Citizen sues over imprisonment under fingerprint-sharing program
WASHINGTON — A computer specialist is suing the FBI and the Department of Homeland Security after a controversial fingerprint-sharing program incorrectly identified him as an illegal immigrant and authorities ordered him detained in a maximum-security prison.
The lawsuit is the first legal challenge by a U.S. citizen to the Secure Communities program, which the Obama administration has expanded nationwide over the objections of immigration advocacy groups and Democratic governors in Illinois, New York and Massachusetts.
Under the program, fingerprints obtained when local authorities arrest a suspect are automatically checked against immigration databases as well as FBI criminal databases. U.S. immigration agents are notified if the results indicate an immigration violation.
When James Makowski, a Chicago-area resident who repairs computer networks for companies, pleaded guilty in December 2010 to a felony charge of selling heroin, he was sentenced to four months at a “boot camp” drug treatment program, according to DuPage County, Ill., court records.
But when the fingerprint search flagged Makowski as an illegal immigrant, he was held for two months in the maximum-security prison in Pontiac, Ill., before immigration officials acknowledged the error and canceled the detention order. He later completed the four-month drug rehabilitation program and was released.
“Everybody makes mistakes. I’ve made mine,” Makowski, 24, said in a telephone interview Thursday. “But if the government can detain a U.S. citizen without justification, that’s pretty outrageous. There have to be safeguards in place.”
Makowski was born in India and adopted by an American family in New Jersey when he was 4 months old. The family later moved to Illinois. Makowski became a naturalized U.S. citizen at age 1, but the government did not update his immigration records, according to his lawyer, Mark Fleming.
Makowski’s suit, which was filed Tuesday in U.S. District Court of Northern Illinois, argues that the FBI and Department of Homeland Security violated the Privacy Act of 1974, which restricts what information may be passed between government agencies, every time they share fingerprints from people who are not suspected of an immigration violation.
“The FBI and DHS are consistently and systematically violating the Privacy Act,” said Fleming, a lawyer for the National Immigrant Justice Center, a nonprofit advocacy group in Chicago. “The FBI should not be sharing this data if they have indications that this individual is a U.S. citizen.”
The lawsuit seeks to hold the government liable for unspecified damages for “loss of liberty” for two months, lost wages, emotional distress and attorney’s fees.

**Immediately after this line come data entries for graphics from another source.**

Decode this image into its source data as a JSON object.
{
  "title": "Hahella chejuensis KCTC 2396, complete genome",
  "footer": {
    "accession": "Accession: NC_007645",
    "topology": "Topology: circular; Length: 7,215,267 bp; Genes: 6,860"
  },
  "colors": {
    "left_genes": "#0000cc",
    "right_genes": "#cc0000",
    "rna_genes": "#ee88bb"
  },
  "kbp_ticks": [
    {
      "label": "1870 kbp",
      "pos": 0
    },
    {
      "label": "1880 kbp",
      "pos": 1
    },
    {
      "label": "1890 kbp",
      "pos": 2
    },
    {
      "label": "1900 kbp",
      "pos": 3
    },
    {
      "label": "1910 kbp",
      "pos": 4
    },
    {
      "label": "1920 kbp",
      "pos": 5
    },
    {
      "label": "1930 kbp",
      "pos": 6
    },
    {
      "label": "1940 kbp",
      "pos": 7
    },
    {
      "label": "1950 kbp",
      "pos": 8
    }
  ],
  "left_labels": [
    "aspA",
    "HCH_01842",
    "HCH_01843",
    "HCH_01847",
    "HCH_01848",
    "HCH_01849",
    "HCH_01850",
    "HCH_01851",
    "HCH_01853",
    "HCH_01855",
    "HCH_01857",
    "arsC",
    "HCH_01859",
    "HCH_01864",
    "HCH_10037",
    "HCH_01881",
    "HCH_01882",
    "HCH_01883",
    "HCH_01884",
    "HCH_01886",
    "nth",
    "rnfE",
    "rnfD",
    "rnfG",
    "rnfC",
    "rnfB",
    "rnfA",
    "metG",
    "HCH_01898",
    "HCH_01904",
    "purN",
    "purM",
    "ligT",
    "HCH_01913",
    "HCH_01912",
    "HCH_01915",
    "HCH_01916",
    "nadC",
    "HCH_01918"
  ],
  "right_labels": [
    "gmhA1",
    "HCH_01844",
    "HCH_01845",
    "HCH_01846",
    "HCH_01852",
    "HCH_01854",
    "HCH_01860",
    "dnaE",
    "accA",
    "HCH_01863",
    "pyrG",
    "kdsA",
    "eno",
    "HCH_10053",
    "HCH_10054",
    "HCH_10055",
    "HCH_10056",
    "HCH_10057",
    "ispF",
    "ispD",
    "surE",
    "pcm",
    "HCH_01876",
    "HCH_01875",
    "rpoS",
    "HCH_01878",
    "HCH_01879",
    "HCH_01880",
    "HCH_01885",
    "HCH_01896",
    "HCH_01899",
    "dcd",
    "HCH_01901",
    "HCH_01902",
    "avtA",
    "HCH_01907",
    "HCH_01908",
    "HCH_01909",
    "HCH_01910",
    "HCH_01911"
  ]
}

Government lawyers are evaluating the lawsuit, said Brian P. Hale, a spokesman forU.S. Immigration and Customs Enforcement, known as ICE. “However, we do not comment on pending litigation,” he added.
In December, ICE created a 24-hour hotline that detainees can call if they are victims of a crime, or if they are U.S. citizens and have been wrongfully detained. ICE officials said that the agency did not track how many U.S. citizens had been inadvertently held in immigration detention.
Secure Communities was started by PresidentGeorge W. Bushin 2008, and the FBI has sent more than 16 million fingerprints to the immigration database since then. More than 900,000 were flagged as potential immigration violators, records show.
The other 15 million sets of fingerprints likely belonged to U.S. citizens, the lawsuit alleges, and their transmission violates the Privacy Act.
The fingerprint-sharing program is active in 97% of state and local law enforcement jurisdictions around the country, and the rest will be covered by the end of this year.
In Illinois, where some local police departments have voiced concerns that giving fingerprints to immigration officials may make witnesses less likely to cooperate with police, only 26 of the state’s 102 jurisdictions are involved.
The Obama administration argues that Secure Communities has allowed ICE to focus on finding and deporting illegal immigrants who have criminal records and who pose a threat to public safety.
They say the program was partly responsible for nearly doubling the number of deportations of convicted criminals and repeat immigration violators, from 114,415 people in 2008 to 216,698 in 2011.
“I’ve been here my whole life,” Makowski said. “I was raised like an upper-middle-class American. But I didn’t feel American when I had that detainer put on me.”